Son üç günde gelen haberler durumun vahametini anlatıyor. Ölü sayısı yaklaşık 6 bin. Yarısı yaşlı bakım evlerinden. Meğer nisan başında sosyal hizmetler müdürlüğü yaşlı bakım evlerinde korona semptomu görülen yaşlıların kanlarındaki oksijenin ölçülüp gerekirse oksijen verilecek aygıtların kullanılması yolunda bir yönerge hazırlamış. Bakım evlerindeki personel, bu tür aygıtların bulunmadığını, bulunsa bile kullanacak personel olmadığını bildirmiş. Bunun üzerine yönergeden bu madde çıkarılmış. Norveç ise bütün yaşlı bakım evlerini çok kısa bir zaman diliminde gerekli teçhizatlarla donatarak ölümleri önlemiş. İstatistiki yanıltmalar da ayrı bir âlem. Dr, prof’lardan oluşan 9 kişilik bir grup vaka ve can kayıpları sayılarıyla ilgili açıklamaları ve tabloları inceleyip geçen cuma Dagens Nyheter’de yazdılar. Özetle şöyle: Halk sağlığı merkezi, Dünya Sağlık Teşkilatı’na (DSÖ) hergün son 24 saatte kendilerine ulaşan vaka ve ölü sayılarını bildiriyor. Ancak İsveç’te ölümler günü gününe merkeze iletilmediğinden, DSÖ’ye bildirilen sayılar hep eksik kalıyor. Eksikleri tamamlamak ise üç haftayı bulabiliyor. 

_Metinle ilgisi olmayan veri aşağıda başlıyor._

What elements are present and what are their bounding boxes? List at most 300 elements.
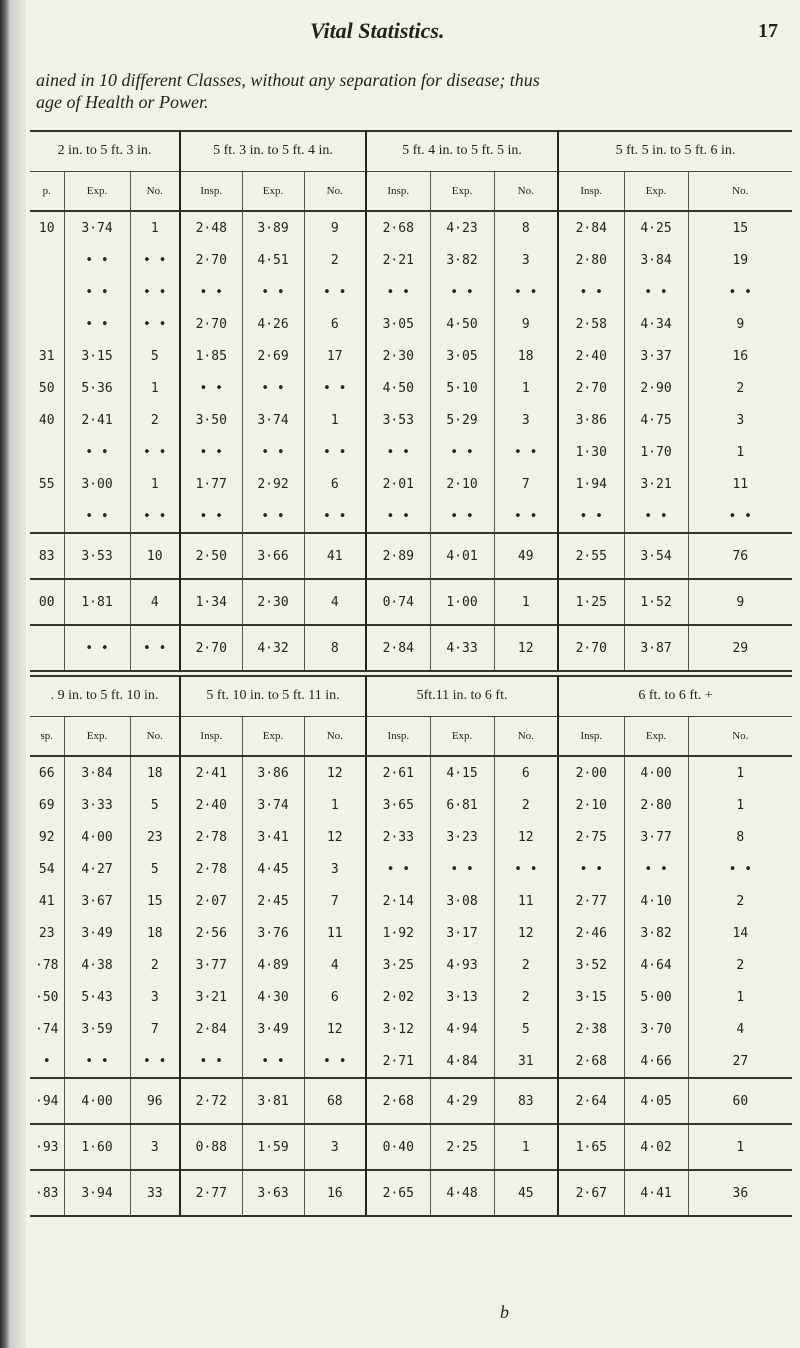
table-row — [30, 244, 792, 276]
summary-cell: 1·59 — [242, 1124, 304, 1170]
table-cell: 11 — [494, 885, 558, 917]
table-cell: 1 — [304, 789, 366, 821]
table-cell: • • — [130, 436, 180, 468]
table-cell: 1·30 — [558, 436, 624, 468]
table-cell: 2·10 — [430, 468, 494, 500]
table-cell: 3·37 — [624, 340, 688, 372]
summary-cell: 3·87 — [624, 625, 688, 671]
table-cell: 2·70 — [180, 308, 242, 340]
column-header: Insp. — [366, 172, 430, 212]
summary-cell: 4 — [304, 579, 366, 625]
summary-cell: 2·55 — [558, 533, 624, 579]
summary-cell: 45 — [494, 1170, 558, 1216]
table-cell: 2·41 — [64, 404, 130, 436]
table-cell: 3·21 — [624, 468, 688, 500]
summary-cell: 3 — [130, 1124, 180, 1170]
summary-cell: ·83 — [30, 1170, 64, 1216]
table-cell: 40 — [30, 404, 64, 436]
table-cell: 17 — [304, 340, 366, 372]
table-cell: 2·38 — [558, 1013, 624, 1045]
table-cell: 18 — [130, 756, 180, 789]
table-cell — [30, 500, 64, 533]
table-cell: 2 — [736, 957, 745, 973]
table-cell: • • — [64, 276, 130, 308]
summary-cell: 3·66 — [242, 533, 304, 579]
table-cell: 18 — [130, 917, 180, 949]
column-header-row — [30, 717, 792, 757]
table-cell: 6 — [304, 468, 366, 500]
table-cell: 2·07 — [180, 885, 242, 917]
table-cell: 8 — [736, 829, 745, 845]
group-header: 2 in. to 5 ft. 3 in. — [30, 131, 180, 172]
table-cell: 31 — [494, 1045, 558, 1078]
table-cell: 2 — [304, 244, 366, 276]
table-cell — [30, 276, 64, 308]
table-cell: 6 — [494, 756, 558, 789]
table-row — [30, 468, 792, 500]
table-cell: 2·75 — [558, 821, 624, 853]
table-cell: 2·71 — [366, 1045, 430, 1078]
table-cell: 7 — [494, 468, 558, 500]
table-cell: • • — [728, 508, 752, 524]
table-cell: 3·12 — [366, 1013, 430, 1045]
table-cell: 5 — [130, 789, 180, 821]
table-cell: 1 — [130, 468, 180, 500]
table-row — [30, 211, 792, 244]
table-cell: 2·48 — [180, 211, 242, 244]
table-cell: • • — [64, 1045, 130, 1078]
column-header: No. — [304, 172, 366, 212]
table-cell: • • — [366, 500, 430, 533]
table-cell: 6 — [304, 308, 366, 340]
column-header: p. — [30, 172, 64, 212]
summary-cell: 0·40 — [366, 1124, 430, 1170]
table-cell: 4·30 — [242, 981, 304, 1013]
table-row — [30, 436, 792, 468]
summary-cell: 16 — [304, 1170, 366, 1216]
table-cell: 4·10 — [624, 885, 688, 917]
table-cell: • • — [494, 276, 558, 308]
table-cell: 2·70 — [180, 244, 242, 276]
summary-cell: 76 — [688, 533, 792, 579]
column-header: Insp. — [558, 717, 624, 757]
summary-cell: 3·63 — [242, 1170, 304, 1216]
book-spine-shadow — [0, 0, 10, 1348]
table-row — [30, 821, 792, 853]
table-cell: 3·13 — [430, 981, 494, 1013]
summary-row — [30, 533, 792, 579]
table-cell: • • — [494, 853, 558, 885]
table-cell: 4·51 — [242, 244, 304, 276]
summary-cell: 3·81 — [242, 1078, 304, 1124]
table-cell: 2·00 — [558, 756, 624, 789]
table-cell: • • — [494, 436, 558, 468]
table-row — [30, 1013, 792, 1045]
summary-cell: 2·65 — [366, 1170, 430, 1216]
book-gutter — [10, 0, 26, 1348]
table-cell: 2·77 — [558, 885, 624, 917]
table-cell — [30, 308, 64, 340]
table-cell: 3·82 — [624, 917, 688, 949]
table-cell: 2·02 — [366, 981, 430, 1013]
table-cell: 12 — [304, 756, 366, 789]
table-cell: 2·90 — [624, 372, 688, 404]
summary-cell: 1·60 — [64, 1124, 130, 1170]
summary-cell: 8 — [304, 625, 366, 671]
summary-cell: 4·00 — [64, 1078, 130, 1124]
summary-cell: 10 — [130, 533, 180, 579]
table-cell: 3·49 — [242, 1013, 304, 1045]
table-cell: 41 — [30, 885, 64, 917]
summary-cell: 2·50 — [180, 533, 242, 579]
summary-cell: 3·94 — [64, 1170, 130, 1216]
summary-cell: 1 — [494, 579, 558, 625]
table-cell: 2·84 — [180, 1013, 242, 1045]
summary-cell: 4·02 — [624, 1124, 688, 1170]
table-row — [30, 404, 792, 436]
table-cell: 3·84 — [64, 756, 130, 789]
table-cell: 3·25 — [366, 949, 430, 981]
stats-table-upper — [30, 131, 792, 672]
table-cell: 2·80 — [558, 244, 624, 276]
table-cell: 9 — [736, 316, 745, 332]
table-cell: 2 — [736, 893, 745, 909]
group-header: . 9 in. to 5 ft. 10 in. — [30, 676, 180, 717]
group-header: 6 ft. to 6 ft. + — [558, 676, 792, 717]
table-cell: • • — [130, 1045, 180, 1078]
summary-cell: 33 — [130, 1170, 180, 1216]
table-cell: 2·70 — [558, 372, 624, 404]
table-cell: 3·17 — [430, 917, 494, 949]
group-header: 5ft.11 in. to 6 ft. — [366, 676, 558, 717]
table-cell: 3 — [494, 244, 558, 276]
table-row — [30, 789, 792, 821]
summary-cell: 2·89 — [366, 533, 430, 579]
table-cell: 2·46 — [558, 917, 624, 949]
summary-cell: 1·34 — [180, 579, 242, 625]
table-cell: 5 — [130, 853, 180, 885]
summary-cell: 2·30 — [242, 579, 304, 625]
summary-cell: 2·64 — [558, 1078, 624, 1124]
table-cell: 54 — [30, 853, 64, 885]
table-cell: 2·68 — [366, 211, 430, 244]
table-cell: 3·59 — [64, 1013, 130, 1045]
group-header-row — [30, 131, 792, 172]
summary-cell: 29 — [688, 625, 792, 671]
summary-cell: 36 — [688, 1170, 792, 1216]
summary-cell: 2·67 — [558, 1170, 624, 1216]
table-cell: • • — [180, 436, 242, 468]
table-cell: 3·74 — [242, 404, 304, 436]
table-cell: • • — [130, 500, 180, 533]
table-cell: 12 — [494, 821, 558, 853]
table-cell: 11 — [732, 476, 749, 492]
table-cell: 5·36 — [64, 372, 130, 404]
table-cell: 1 — [736, 765, 745, 781]
table-cell: 66 — [30, 756, 64, 789]
table-cell: • • — [430, 276, 494, 308]
summary-cell: 2·72 — [180, 1078, 242, 1124]
table-cell: 3·86 — [242, 756, 304, 789]
summary-cell: 2·70 — [180, 625, 242, 671]
summary-cell: 1·25 — [558, 579, 624, 625]
table-cell: • • — [304, 1045, 366, 1078]
column-header: No. — [688, 172, 792, 212]
table-cell: 2·40 — [558, 340, 624, 372]
table-cell: 4·64 — [624, 949, 688, 981]
table-cell: ·50 — [30, 981, 64, 1013]
table-cell: 15 — [130, 885, 180, 917]
column-header: Insp. — [366, 717, 430, 757]
table-cell: 3·70 — [624, 1013, 688, 1045]
table-row — [30, 756, 792, 789]
caption-line-1: ained in 10 different Classes, without any separation for disease; thus — [36, 70, 540, 90]
table-cell: 27 — [732, 1053, 749, 1069]
table-cell: 4·45 — [242, 853, 304, 885]
table-cell: 3·23 — [430, 821, 494, 853]
table-cell: 2·78 — [180, 821, 242, 853]
caption-line-2: age of Health or Power. — [36, 92, 209, 112]
table-cell: 3 — [494, 404, 558, 436]
summary-cell: 1·65 — [558, 1124, 624, 1170]
summary-cell: 3·54 — [624, 533, 688, 579]
table-cell: 1 — [130, 211, 180, 244]
table-cell: • • — [180, 276, 242, 308]
table-cell: 3·08 — [430, 885, 494, 917]
table-cell: 3 — [736, 412, 745, 428]
table-cell: 1·77 — [180, 468, 242, 500]
column-header: Exp. — [430, 172, 494, 212]
table-row — [30, 885, 792, 917]
table-cell: 31 — [30, 340, 64, 372]
table-cell: • • — [366, 276, 430, 308]
table-row — [30, 340, 792, 372]
signature-mark: b — [500, 1302, 509, 1322]
table-cell: 14 — [732, 925, 749, 941]
summary-cell: 4·29 — [430, 1078, 494, 1124]
table-cell: • • — [624, 853, 688, 885]
table-cell: 10 — [30, 211, 64, 244]
table-cell: • • — [558, 853, 624, 885]
table-cell: 50 — [30, 372, 64, 404]
table-cell: 8 — [494, 211, 558, 244]
table-cell: 2·61 — [366, 756, 430, 789]
summary-cell: 3 — [304, 1124, 366, 1170]
summary-cell: 00 — [30, 579, 64, 625]
table-cell: 4·66 — [624, 1045, 688, 1078]
summary-cell: 12 — [494, 625, 558, 671]
table-cell: 7 — [304, 885, 366, 917]
table-cell: 3·05 — [366, 308, 430, 340]
table-cell: 9 — [494, 308, 558, 340]
table-cell: 4·00 — [64, 821, 130, 853]
summary-row — [30, 579, 792, 625]
table-cell: 2 — [494, 981, 558, 1013]
table-cell: 4 — [304, 949, 366, 981]
table-cell: 2·45 — [242, 885, 304, 917]
table-cell: 18 — [494, 340, 558, 372]
column-header: Exp. — [64, 717, 130, 757]
summary-cell: 2·68 — [366, 1078, 430, 1124]
table-row — [30, 372, 792, 404]
summary-cell: 2·77 — [180, 1170, 242, 1216]
column-header-row — [30, 172, 792, 212]
table-cell — [30, 244, 64, 276]
column-header: Exp. — [242, 717, 304, 757]
table-cell: • • — [180, 372, 242, 404]
table-cell: 19 — [732, 252, 749, 268]
column-header: No. — [130, 717, 180, 757]
summary-cell: 4 — [130, 579, 180, 625]
table-cell: 2·92 — [242, 468, 304, 500]
summary-cell: ·93 — [30, 1124, 64, 1170]
table-row — [30, 853, 792, 885]
table-cell: 4·00 — [624, 756, 688, 789]
table-cell: ·74 — [30, 1013, 64, 1045]
table-cell: 4·27 — [64, 853, 130, 885]
summary-cell: 1·52 — [624, 579, 688, 625]
summary-cell: 1 — [494, 1124, 558, 1170]
table-cell: 3·49 — [64, 917, 130, 949]
table-cell: • • — [728, 861, 753, 877]
table-row — [30, 276, 792, 308]
table-cell: 1·70 — [624, 436, 688, 468]
table-cell: 2·78 — [180, 853, 242, 885]
summary-cell: 83 — [494, 1078, 558, 1124]
table-cell: • • — [728, 284, 752, 300]
summary-cell: 0·88 — [180, 1124, 242, 1170]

Dolayısıyla son birkaç günlük istatistiklere bakınca İsveç, grafiklerde her zaman komşu ülkelere göre daha az ölüm vakasıyla karşılaşmış gibi görünüyor. Aslında daha sonra bütün ölümler istatistiklere yansıtılıyor ama son günlerin sayılarına göre haber oluşturulduğundan “mucize”den söz edilebiliyor. Tuhaftır, bahar aylarında, aileden biri virüs kapsa bile diğer aile üyelerinin işlerine gitmesi gerektiği söyleniyordu. Tegnell üç gün önce yeni uygulamayı açıkladı. Bundan sonra bir kişide virüs saptanırsa çocukları dışında bütün aile evde karantinada kalacak. 

Önümüzde huzursuz, uzun bir kış var.